L’équité commande de ne pas faire application des dispositions de l’article 700 du Code de procédure civile.
PAR CES MOTIFS :
Le juge des contentieux de la protection, statuant publiquement, suivant jugement réputé contradictoire et en premier ressort,
— DÉCLARE recevable la demande en résiliation de bail présentée par la SODEGIS, dûment représentée par son représentant légal ;
— CONSTATE que les conditions d’acquisition de la clause résolutoire figurant au bail conclu le 30 mai 2022 entre, d’une part, la SODEGIS, dûment représentée par son représentant légal, et, d’autre part, Mme [O] [F] et M. [X] [V] concernant le logement situé [Adresse 3], sont réunies à la date du 19 novembre 2024 ;
— REJETTE la demande de délais de paiement ;
— ORDONNE en conséquence à Mme [O] [F] et M. [X] [V] de libérer le logement et de restituer les clés dans le délai de quinze jours à compter de la signification du présent jugement ;
— DIT qu’à défaut pour Mme [O] [F] et M. [X] [V] d’avoir volontairement libéré les lieux et restitué les clés dans ce délai, la SODEGIS pourra faire procéder à leur expulsion ainsi qu’à celle de tous occupants de leur chef, y compris le cas échéant avec le concours d’un serrurier et de la force publique ;
— RAPPELLE que cette expulsion ne pourra avoir lieu dans les conditions de l’exécution forcée qu’après l’expiration d’un délai de deux mois suivant la délivrance d’un commandement d’avoir à quitter les lieux, conformément à l’article L. 412-1 du Code des procédures civiles d’exécution ;
— DIT que le sort des meubles restant dans les lieux sera réglé conformément aux dispositions des articles L. 433-1 et L. 433-2 du Code des procédures civiles d’exécution ;
— CONDAMNE Mme [O] [F] et M. [X] [V] à payer à la SODEGIS, dûment représentée par son représentant légal, la somme de 5 468,95 euros au titre de l’arriéré locatif arrêté au 23 octobre 2025, avec intérêts au taux légal à compter de la présente décision ;
— CONDAMNE Mme [O] [F] et M. [X] [V] à payer à la SODEGIS, dûment représentée par son représentant légal, une indemnité mensuelle d’occupation égale au montant du loyer et des charges qui auraient été exigibles si le bail n’avait pas été résilié, à compter du 24 novembre 2025 et jusqu’à la date de la libération effective et définitive des lieux, remise des clés comprise, soit 671,37 euros, cette indemnité étant révisable selon les mêmes modalités que celles prévues pour le loyer au contrat au bail ;
— REJETTE la demande au titre de l’article 700 du Code de procédure civile ;
— CONDAMNE Mme [O] [F] et M. [X] [V] aux entiers dépens de la présente procédure, qui comprendront notamment le coût du commandement de payer et de l’assignation.

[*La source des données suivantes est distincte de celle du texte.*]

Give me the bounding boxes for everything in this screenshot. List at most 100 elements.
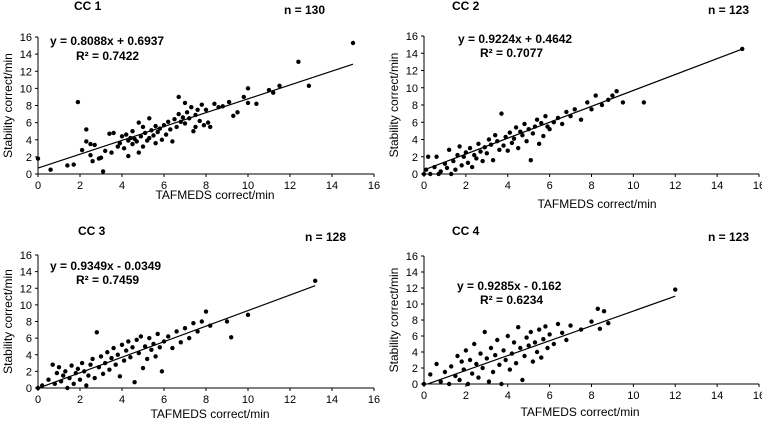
panel-4-y-tick-label: 16 bbox=[406, 251, 418, 263]
panel-2-data-point bbox=[536, 141, 542, 147]
panel-3-data-point bbox=[115, 352, 121, 357]
panel-2-x-tick-label: 16 bbox=[753, 180, 762, 192]
panel-2-data-point bbox=[530, 131, 536, 136]
panel-3-y-tick-label: 10 bbox=[20, 300, 32, 312]
panel-3-y-tick-label: 14 bbox=[20, 267, 32, 279]
panel-4-y-tick-label: 10 bbox=[406, 299, 418, 311]
panel-1-data-point bbox=[100, 169, 106, 174]
panel-1-data-point bbox=[189, 105, 194, 110]
panel-1-data-point bbox=[153, 140, 158, 146]
panel-2-data-point bbox=[434, 154, 439, 159]
panel-4-data-point bbox=[469, 371, 475, 376]
panel-2-data-point bbox=[449, 171, 454, 177]
panel-2-data-point bbox=[459, 163, 464, 168]
panel-2-y-axis-title: Stability correct/min bbox=[387, 53, 401, 158]
panel-2-x-tick-label: 2 bbox=[463, 180, 469, 192]
panel-3-data-point bbox=[35, 385, 41, 391]
panel-1-data-point bbox=[159, 137, 165, 142]
panel-2-data-point bbox=[585, 100, 590, 105]
panel-1-data-point bbox=[195, 107, 200, 112]
panel-1-x-tick-label: 6 bbox=[161, 180, 167, 192]
panel-1-x-tick-label: 8 bbox=[203, 180, 209, 192]
panel-1-data-point bbox=[92, 142, 97, 148]
panel-3-data-point bbox=[140, 365, 146, 371]
panel-2-data-point bbox=[480, 158, 485, 164]
panel-1-data-point bbox=[235, 110, 240, 115]
panel-1-data-point bbox=[245, 86, 251, 91]
panel-3-equation: y = 0.9349x - 0.0349 bbox=[50, 259, 161, 273]
panel-2-data-point bbox=[507, 130, 513, 135]
panel-4-data-point bbox=[474, 361, 479, 367]
panel-1-data-point bbox=[254, 101, 259, 106]
panel-4-data-point bbox=[446, 381, 452, 387]
panel-4-data-point bbox=[516, 325, 521, 330]
panel-1-x-axis-title: TAFMEDS correct/min bbox=[155, 188, 274, 202]
panel-3-y-tick-label: 6 bbox=[26, 333, 32, 345]
panel-3-y-tick-label: 0 bbox=[26, 383, 32, 395]
panel-3-data-point bbox=[107, 367, 112, 372]
panel-3-data-point bbox=[199, 319, 204, 324]
panel-3-x-tick-label: 8 bbox=[203, 394, 209, 406]
panel-3-y-tick-label: 2 bbox=[26, 366, 32, 378]
panel-1-data-point bbox=[163, 132, 169, 137]
panel-1-data-point bbox=[182, 121, 188, 126]
panel-2-title: CC 2 bbox=[452, 0, 480, 13]
panel-3-data-point bbox=[157, 345, 162, 350]
panel-1-data-point bbox=[155, 129, 160, 135]
panel-1-data-point bbox=[121, 146, 127, 151]
panel-4-data-point bbox=[486, 379, 492, 384]
panel-3-x-tick-label: 6 bbox=[161, 394, 167, 406]
panel-4-data-point bbox=[606, 321, 611, 326]
panel-3-y-tick-label: 4 bbox=[26, 350, 32, 362]
panel-4-data-point bbox=[673, 287, 678, 292]
panel-4-x-tick-label: 0 bbox=[421, 390, 427, 402]
panel-1-data-point bbox=[151, 133, 156, 138]
panel-4-y-axis-title: Stability correct/min bbox=[387, 268, 401, 373]
panel-1-y-tick-label: 2 bbox=[26, 152, 32, 164]
panel-2-data-point bbox=[438, 169, 443, 174]
panel-2-x-tick-label: 10 bbox=[627, 180, 639, 192]
panel-1-data-point bbox=[75, 99, 81, 105]
panel-1-data-point bbox=[48, 167, 53, 172]
panel-3-x-tick-label: 10 bbox=[242, 394, 254, 406]
panel-4-x-tick-label: 12 bbox=[669, 390, 681, 402]
panel-2-data-point bbox=[421, 171, 427, 177]
panel-3-data-point bbox=[245, 312, 251, 318]
panel-2-data-point bbox=[740, 46, 745, 52]
panel-1-data-point bbox=[117, 140, 123, 146]
panel-2-x-tick-label: 6 bbox=[547, 180, 553, 192]
panel-1-data-point bbox=[147, 135, 152, 141]
panel-4-data-point bbox=[522, 353, 527, 359]
panel-2-data-point bbox=[474, 156, 479, 161]
panel-1-data-point bbox=[166, 119, 171, 124]
panel-2-data-point bbox=[499, 111, 504, 116]
panel-3-data-point bbox=[126, 339, 131, 344]
panel-1-data-point bbox=[306, 83, 312, 89]
panel-1-data-point bbox=[182, 100, 188, 106]
panel-1-data-point bbox=[191, 128, 196, 134]
panel-3-y-axis-title: Stability correct/min bbox=[1, 269, 15, 374]
panel-2-data-point bbox=[614, 89, 619, 94]
panel-4-y-tick-label: 8 bbox=[412, 315, 418, 327]
panel-2-data-point bbox=[524, 139, 529, 144]
panel-4-data-point bbox=[472, 341, 477, 347]
panel-4-x-tick-label: 8 bbox=[588, 390, 594, 402]
panel-2-data-point bbox=[490, 158, 496, 163]
panel-3-title: CC 3 bbox=[78, 224, 106, 238]
panel-4-x-tick-label: 10 bbox=[627, 390, 639, 402]
panel-4-data-point bbox=[545, 345, 550, 351]
panel-1-y-tick-label: 4 bbox=[26, 135, 32, 147]
panel-4-x-axis-title: TAFMEDS correct/min bbox=[520, 405, 639, 419]
panel-4-x-tick-label: 4 bbox=[505, 390, 511, 402]
panel-1-x-tick-label: 4 bbox=[119, 180, 125, 192]
panel-4-data-point bbox=[465, 381, 471, 387]
panel-4-data-point bbox=[478, 351, 483, 356]
panel-3-data-point bbox=[100, 371, 106, 377]
panel-4-x-tick-label: 16 bbox=[753, 390, 762, 402]
panel-4-data-point bbox=[536, 327, 542, 332]
panel-3-data-point bbox=[149, 347, 154, 352]
panel-3-y-tick-label: 8 bbox=[26, 317, 32, 329]
panel-1-data-point bbox=[193, 124, 198, 130]
panel-2-y-tick-label: 2 bbox=[412, 152, 418, 164]
panel-1-data-point bbox=[138, 134, 144, 139]
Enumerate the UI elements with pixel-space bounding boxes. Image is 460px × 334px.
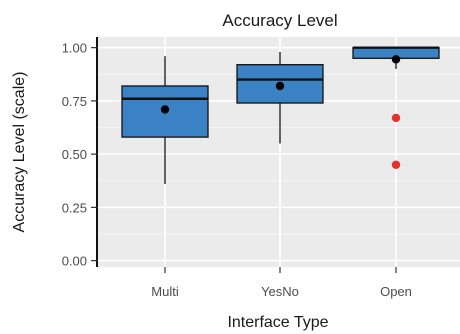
mean-point xyxy=(160,105,170,114)
mean-point xyxy=(391,55,401,64)
x-axis-title: Interface Type xyxy=(227,314,328,331)
x-tick-label: Multi xyxy=(151,284,179,299)
outlier-point xyxy=(391,160,401,169)
y-axis-title: Accuracy Level (scale) xyxy=(11,72,28,233)
y-tick-label: 0.75 xyxy=(62,94,87,109)
box-open xyxy=(352,46,440,169)
box-yesno xyxy=(236,51,324,144)
box-multi xyxy=(121,56,209,184)
x-tick-label: YesNo xyxy=(261,284,299,299)
y-tick-label: 0.00 xyxy=(62,254,87,269)
y-tick-label: 0.50 xyxy=(62,147,87,162)
y-tick-label: 1.00 xyxy=(62,41,87,56)
x-ticks: Multi YesNo Open xyxy=(151,267,412,299)
y-ticks: 0.00 0.25 0.50 0.75 1.00 xyxy=(62,41,97,269)
y-tick-label: 0.25 xyxy=(62,200,87,215)
x-tick-label: Open xyxy=(380,284,412,299)
mean-point xyxy=(275,81,285,91)
chart-title: Accuracy Level xyxy=(222,11,337,30)
outlier-point xyxy=(391,113,401,123)
boxes xyxy=(121,46,440,184)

Ainsi jugé et prononcé par mise à disposition du jugement au greffe le 22 décembre 2025, les parties en ayant été préalablement avisées dans les conditions prévues au deuxième alinéa de l’article 450 du Code de procédure civile, la minute étant signée par Pauline SUZANNE, magistrat exerçant à titre temporaire délégué dans les fonctions de juge des contentieux de la protection, et le greffier.